About 6 weeks later she called to end it. I was a bit upset but I didn’t cry. Ultimately neither of us really cared enough.
He’s Just Not That Into You
The speciously titled book “He’s Just Not That Into You” is basically about power dynamics. From scanning, it has the base assumption the man should do 100% of the pursuing, and the woman’s only agency is through playing hard to get. So much for feminism. That approach certainly creates a power imbalance, and may work in some cases. It’s also manipulative and no better than the sleazy guys using PUA techniques to bed random women – manipulating people to meet your own needs.
I don’t think men and women are that different (although, never having been a woman, take that with a pinch of salt). We want to be needed. We are scared of rejection. We feel vulnerable. We want to be loved.
How do you restore balance when it’s out of whack? I’ll make the assumption that, if you are asking this question, you are the one with less power.
So far I’ve simplified the notion of power. Power operates simultaneously on many different axes. The stereotype is men hold power on money, women on sex, and men and women trade power in an uneasy alliance. But it can be on many different axes, somewhat unique to each relationship. But add up all those pieces, the end game is: who wants the relationship less?

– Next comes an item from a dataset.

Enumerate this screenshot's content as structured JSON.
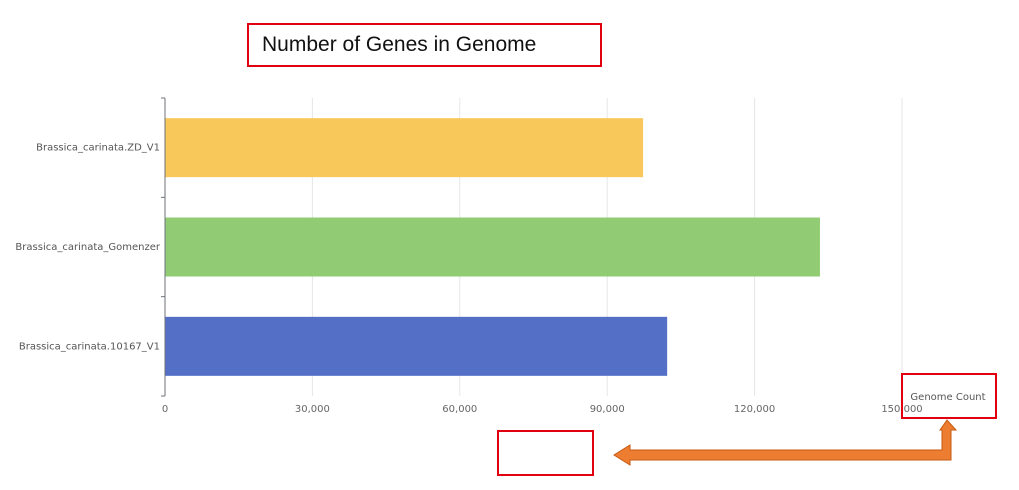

Take a Pill or Diet and Exercise?
Humans want the easy option. There are things that work – playing hard to get sometimes works, but it’s ultimately manipulative. The goal is healthier relationships, not creating a machiavellian army. For example, Nina, the girl I was crazy about who dumped me, really wanted children and her clock was ticking loud. I could have gained a lot of power by suggesting we have children together (which I was open to), but I knew that would skew the power to me for the wrong reasons – she would possibly want me for my sperm rather than want me, so I chose not to exert power on that axis. Right result, but wrong reason. Process matters.
Rather than give the easy option, I’ll give the diet-and-exercise option. I have a female friend who is smart, funny, attractive, and perpetually single. Why? Mostly, she has terrible self esteem. She is desperate for a guy, and I’m sure guys sense that, she gives away her power instantly. I’m sure the first quarter decent guy who asks her to marry him, she’ll say yes. She has no power at all.
The answer is the opposite of that. Be the best you you can be. It’s a cliche, but true. People want to be with you then. Be confident in yourself and you’ll attract the right person. And if that person doesn’t want you? Well, tough luck to them. You are awesome. If they don’t realise it, that’s their loss.
Get some hobbies. Go out. Not to meet people. Just to be more interesting, more fun, more passionate, to have something to talk about, and yeah, as a bonus, maybe meet people. Maybe not. Who cares? You’re being awesome.
Like most things, it comes down to the basics of life. Exercise. Eat good food. Be kind to others. Be an awesome you. That gives you as much power as you’ll ever need.